Luhut juga membolehkan masyarakat yang sudah divaksinasi lengkap dan tidak punya komorbid untuk jalan-jalan tanpa perlu khawatir.
"Kalau memang dia sudah vaksin, sudah dua kali, sudah booster, tidak ada komorbid ya jalan-jalan saja. Tidak ada yang perlu dikhawatirkan berlebihan," kata Luhut.
Pemberlakuan Pembatasan Kegiatan Masyarakat (PPKM) level 3 berlaku di seluruh pulau Jawa dan Bali. Di beberapa kabupaten di luar Jawa-Bali, masih berlaku PPKM level 2 dan 1
Sementara itu, Kementerian Kesehatan mengatakan Indonesia sudah mendekati puncak gelombang ketiga Covid-19 yang disebabkan varian Omikron.
Sekretaris Direktorat Jenderal Kesehatan Masyarakat Kemenkes, Siti Nadia Tarmizi, mengatakan hal itu terlihat dari penurunan kasus Covid-19 yang terjadi di DKI Jakarta dalam empat hari terakhir. Kemenkes juga memperkirakan, dalam empat pekan ke depan lonjakan kasus Covid-19 akan terjadi di luar Jawa-Bali.
"Kami perkirakan karena 60-70 persen kasus konfirmasi itu dari DKI dan DKI ada tren penurunan seluruh wilayah DKI, maka kemungkinan kita sudah mendekati puncak kasus omicron ini," kata Nadia dalam konferensi pers, Rabu (16/02).
Epidemiolog dari Universitas Indonesia, Tri Yunis Miko Wahyono, berpendapat bahwa langkah-langkah pelonggaran pembatasan yang dilakukan oleh pemerintah Indonesia tidak didukung oleh bukti ilmiah yang kuat. Ia menjelaskan setidaknya ada dua indikator untuk melakukan pelonggaran yaitu jumlah kasus, dalam bentuk positivity rate, dan angka kematian.
Di Indonesia, jumlah kasus terus bertambah sejak pertengahan Januari. Pada Rabu (16/02), Indonesia mencatat 63.956 kasus terkonfirmasi - melebihi puncak gelombang kedua pada Juli lalu. Angka positivity rate saat ini sekitar 18%.

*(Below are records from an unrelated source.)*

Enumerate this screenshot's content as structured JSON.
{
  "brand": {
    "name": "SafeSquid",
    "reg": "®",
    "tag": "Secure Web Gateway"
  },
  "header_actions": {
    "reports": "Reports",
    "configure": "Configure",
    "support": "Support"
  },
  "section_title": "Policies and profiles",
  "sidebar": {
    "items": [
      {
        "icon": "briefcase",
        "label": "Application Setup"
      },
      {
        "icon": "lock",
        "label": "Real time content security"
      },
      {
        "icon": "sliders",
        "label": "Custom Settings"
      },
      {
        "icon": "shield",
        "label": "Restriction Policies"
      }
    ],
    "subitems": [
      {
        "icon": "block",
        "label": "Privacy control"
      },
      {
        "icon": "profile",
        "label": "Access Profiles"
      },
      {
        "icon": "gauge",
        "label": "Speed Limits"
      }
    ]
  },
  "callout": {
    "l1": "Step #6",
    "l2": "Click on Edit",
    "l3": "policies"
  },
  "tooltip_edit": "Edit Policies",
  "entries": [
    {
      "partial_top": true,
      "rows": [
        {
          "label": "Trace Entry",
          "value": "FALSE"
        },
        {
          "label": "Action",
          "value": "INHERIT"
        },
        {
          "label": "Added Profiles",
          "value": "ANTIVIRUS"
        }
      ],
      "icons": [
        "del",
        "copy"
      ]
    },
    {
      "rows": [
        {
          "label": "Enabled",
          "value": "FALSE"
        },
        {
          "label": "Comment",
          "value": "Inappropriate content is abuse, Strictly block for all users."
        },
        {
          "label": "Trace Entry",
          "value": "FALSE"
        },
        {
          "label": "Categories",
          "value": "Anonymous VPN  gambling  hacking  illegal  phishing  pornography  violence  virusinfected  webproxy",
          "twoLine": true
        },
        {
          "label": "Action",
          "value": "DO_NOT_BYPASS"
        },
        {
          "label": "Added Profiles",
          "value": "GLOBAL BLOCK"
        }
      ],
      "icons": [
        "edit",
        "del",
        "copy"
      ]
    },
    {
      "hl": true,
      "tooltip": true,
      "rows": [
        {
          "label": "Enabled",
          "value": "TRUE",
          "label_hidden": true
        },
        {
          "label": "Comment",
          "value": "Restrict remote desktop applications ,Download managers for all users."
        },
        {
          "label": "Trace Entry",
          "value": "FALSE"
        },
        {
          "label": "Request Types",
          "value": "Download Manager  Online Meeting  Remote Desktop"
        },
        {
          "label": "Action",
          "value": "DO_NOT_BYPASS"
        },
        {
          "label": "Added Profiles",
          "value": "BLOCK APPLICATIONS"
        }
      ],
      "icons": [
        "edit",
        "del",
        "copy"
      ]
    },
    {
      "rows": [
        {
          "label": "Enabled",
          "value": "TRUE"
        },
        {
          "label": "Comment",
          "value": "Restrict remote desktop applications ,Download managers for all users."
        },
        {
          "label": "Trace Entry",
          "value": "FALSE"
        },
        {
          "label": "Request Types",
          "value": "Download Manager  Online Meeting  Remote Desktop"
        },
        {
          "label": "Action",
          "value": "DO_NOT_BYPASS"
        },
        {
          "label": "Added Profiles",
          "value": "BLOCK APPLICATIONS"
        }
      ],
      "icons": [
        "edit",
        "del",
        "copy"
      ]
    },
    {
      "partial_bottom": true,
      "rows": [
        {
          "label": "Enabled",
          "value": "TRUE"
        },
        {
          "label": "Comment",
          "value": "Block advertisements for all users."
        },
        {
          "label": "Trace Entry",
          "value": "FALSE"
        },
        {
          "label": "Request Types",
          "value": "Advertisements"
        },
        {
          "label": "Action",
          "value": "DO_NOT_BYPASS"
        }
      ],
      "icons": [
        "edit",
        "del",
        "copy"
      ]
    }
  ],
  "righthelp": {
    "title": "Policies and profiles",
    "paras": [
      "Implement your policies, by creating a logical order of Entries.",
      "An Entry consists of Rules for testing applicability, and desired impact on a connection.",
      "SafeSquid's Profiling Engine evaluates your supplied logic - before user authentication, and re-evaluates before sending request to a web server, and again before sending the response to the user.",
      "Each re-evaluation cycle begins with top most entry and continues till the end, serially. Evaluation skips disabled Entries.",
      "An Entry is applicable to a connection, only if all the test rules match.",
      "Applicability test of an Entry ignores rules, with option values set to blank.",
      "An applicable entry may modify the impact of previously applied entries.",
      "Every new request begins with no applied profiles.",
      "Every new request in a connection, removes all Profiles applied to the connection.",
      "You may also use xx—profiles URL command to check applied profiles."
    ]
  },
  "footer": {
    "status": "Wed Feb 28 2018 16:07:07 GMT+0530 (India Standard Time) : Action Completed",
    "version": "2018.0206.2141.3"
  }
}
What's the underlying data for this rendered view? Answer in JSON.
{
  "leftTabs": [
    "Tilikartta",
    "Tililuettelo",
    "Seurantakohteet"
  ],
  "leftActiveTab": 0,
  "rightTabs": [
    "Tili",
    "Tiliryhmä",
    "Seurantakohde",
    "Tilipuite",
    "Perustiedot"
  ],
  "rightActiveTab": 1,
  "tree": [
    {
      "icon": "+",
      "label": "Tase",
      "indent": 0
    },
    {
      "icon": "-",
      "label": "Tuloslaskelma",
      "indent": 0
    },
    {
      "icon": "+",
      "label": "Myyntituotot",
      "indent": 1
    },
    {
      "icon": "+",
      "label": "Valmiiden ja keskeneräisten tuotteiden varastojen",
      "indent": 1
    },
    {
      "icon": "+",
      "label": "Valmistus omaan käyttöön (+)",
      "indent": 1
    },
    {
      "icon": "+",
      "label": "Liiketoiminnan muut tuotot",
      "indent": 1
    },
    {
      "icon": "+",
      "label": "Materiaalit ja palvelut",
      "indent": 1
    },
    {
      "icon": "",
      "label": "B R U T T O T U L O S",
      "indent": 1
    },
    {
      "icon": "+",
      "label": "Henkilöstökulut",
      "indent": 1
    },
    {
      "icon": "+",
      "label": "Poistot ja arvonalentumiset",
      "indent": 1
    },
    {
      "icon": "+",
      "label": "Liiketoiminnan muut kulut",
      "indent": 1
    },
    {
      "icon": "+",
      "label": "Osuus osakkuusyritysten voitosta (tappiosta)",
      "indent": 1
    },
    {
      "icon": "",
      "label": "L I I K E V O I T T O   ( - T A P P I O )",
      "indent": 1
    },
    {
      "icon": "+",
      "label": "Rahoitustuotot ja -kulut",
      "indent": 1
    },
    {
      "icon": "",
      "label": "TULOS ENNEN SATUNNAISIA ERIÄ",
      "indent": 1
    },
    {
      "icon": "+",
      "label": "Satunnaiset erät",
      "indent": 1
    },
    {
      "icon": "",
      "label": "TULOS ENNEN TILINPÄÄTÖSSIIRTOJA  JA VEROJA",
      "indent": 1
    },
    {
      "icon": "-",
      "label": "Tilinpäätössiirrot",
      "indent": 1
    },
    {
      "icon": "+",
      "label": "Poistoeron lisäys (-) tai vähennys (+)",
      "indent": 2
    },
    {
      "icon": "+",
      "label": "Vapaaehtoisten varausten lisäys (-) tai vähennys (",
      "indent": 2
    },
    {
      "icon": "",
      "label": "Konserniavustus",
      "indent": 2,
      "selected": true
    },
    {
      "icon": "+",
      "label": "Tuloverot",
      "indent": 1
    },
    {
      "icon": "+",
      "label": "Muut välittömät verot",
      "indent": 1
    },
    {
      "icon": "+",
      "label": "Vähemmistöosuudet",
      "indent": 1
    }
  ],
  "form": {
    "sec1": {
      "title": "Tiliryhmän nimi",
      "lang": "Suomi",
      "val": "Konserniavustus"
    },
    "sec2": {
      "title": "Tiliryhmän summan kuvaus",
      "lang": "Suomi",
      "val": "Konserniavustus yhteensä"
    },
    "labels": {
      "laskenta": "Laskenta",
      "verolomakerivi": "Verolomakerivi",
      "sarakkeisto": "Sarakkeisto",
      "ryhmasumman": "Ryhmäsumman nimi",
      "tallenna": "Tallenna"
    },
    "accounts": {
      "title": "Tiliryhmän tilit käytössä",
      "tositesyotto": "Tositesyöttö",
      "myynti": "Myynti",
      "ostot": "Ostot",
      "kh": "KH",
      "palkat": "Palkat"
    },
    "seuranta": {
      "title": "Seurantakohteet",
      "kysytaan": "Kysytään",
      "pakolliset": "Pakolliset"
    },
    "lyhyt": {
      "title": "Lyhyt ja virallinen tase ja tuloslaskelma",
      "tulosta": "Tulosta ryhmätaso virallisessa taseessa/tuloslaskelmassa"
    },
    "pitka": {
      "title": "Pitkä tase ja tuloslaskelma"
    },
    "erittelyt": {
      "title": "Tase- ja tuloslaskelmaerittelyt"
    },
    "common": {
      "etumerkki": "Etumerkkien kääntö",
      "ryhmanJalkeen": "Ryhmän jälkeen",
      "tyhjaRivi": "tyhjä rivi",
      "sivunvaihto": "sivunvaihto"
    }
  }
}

Jumlah kasus kematian juga terus bertambah pada bulan Februari. Jumlah kematian kembali menembus angka 100 sejak tanggal 11 Februari. Bangsal perawatan di beberapa daerah mulai terisi, dan beberapa pemerintah daerah mulai mengerahkan kembali tim khusus pemulasaraan jenazah dengan prosedur penyakit menular.
"Jadi berdasarkan dua indikator itu, saya sebagai epidemiolog tidak menutup kemungkinan melakukan pembatasan sosial. Jadi memperketat, bukan memperlonggar," kata Miko kepada BBC News Indonesia.
Miko juga tidak setuju Indonesia sudah mendekati puncak gelombang ketiga. Menurut dia, gelombang kasus akibat varian Omicron biasanya mencapai puncak setelah satu atau dua bulan. Sedangkan Indonesia baru masuk gelombang ketiga antara akhir Januari - awal Februari, jadi belum sampai sebulan.
Ia menambahkan bahwa penyebaran kasus di suatu daerah amat tergantung pada luas wilayah dan jumlah penduduknya. "Jadi menurut saya tidak semua sama dengan Jakarta," ujarnya.